Both Keld Reinicke and Timme Bisgaard Munk are sceptical that AI-generated films with AI actors will transfer to cinemas and television on any significant scale. Instead, AI is seen as a development tool – for instance for storyboarding, concept art, and dialogue punch-ups.
“YouTube is already flooded with AI-generated content: faceless channels, text-to-speech narration, automated compilations, AI avatars. Many rack up millions of views. But can this become ‘real’ film? No – and that’s a good thing. AI content on TikTok and YouTube is optimised for watch time and algorithms. It has no author, no vision, no lived human experience. It’s information slop designed to fill feeds,” says Timme Bisgaard Munk.

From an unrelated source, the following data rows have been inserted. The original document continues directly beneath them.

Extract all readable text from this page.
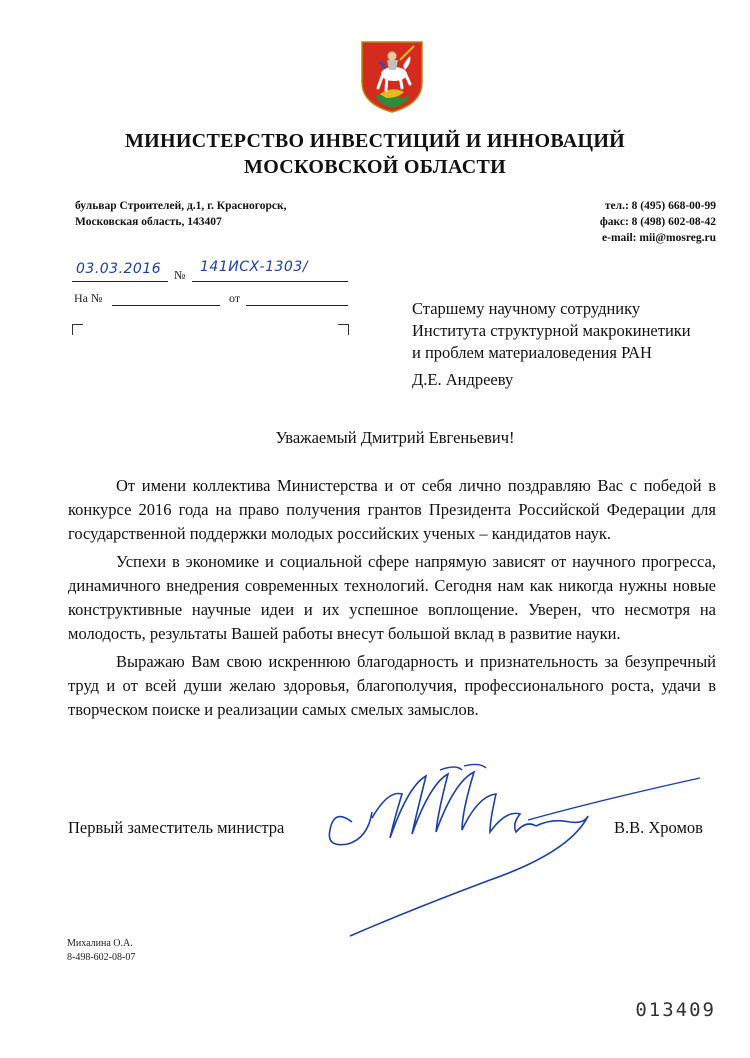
МИНИСТЕРСТВО ИНВЕСТИЦИЙ И ИННОВАЦИЙ
МОСКОВСКОЙ ОБЛАСТИ
бульвар Строителей, д.1, г. Красногорск,
Московская область, 143407
тел.: 8 (495) 668-00-99
факс: 8 (498) 602-08-42
e-mail: mii@mosreg.ru
03.03.2016 № 141ИСХ-1303/
На №	от
Старшему научному сотруднику
Института структурной макрокинетики
и проблем материаловедения РАН
Д.Е. Андрееву
Уважаемый Дмитрий Евгеньевич!

От имени коллектива Министерства и от себя лично поздравляю Вас с победой в конкурсе 2016 года на право получения грантов Президента Российской Федерации для государственной поддержки молодых российских ученых – кандидатов наук.

Успехи в экономике и социальной сфере напрямую зависят от научного прогресса, динамичного внедрения современных технологий. Сегодня нам как никогда нужны новые конструктивные научные идеи и их успешное воплощение. Уверен, что несмотря на молодость, результаты Вашей работы внесут большой вклад в развитие науки.

Выражаю Вам свою искреннюю благодарность и признательность за безупречный труд и от всей души желаю здоровья, благополучия, профессионального роста, удачи в творческом поиске и реализации самых смелых замыслов.

Первый заместитель министра	В.В. Хромов
Михалина О.А.
8-498-602-08-07
013409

People still want premium storytelling, locally produced content and high quality productions. The opportunity lies in adapting for the audience and understanding when to use which platform during development, according to Timme Bisgaard Munk.
“Nordic noir series could start as YouTube true-crime reconstructions. Danish comedians could test sketches on TikTok before pitching a TV series. But the industry must accept that development no longer happens behind closed doors.”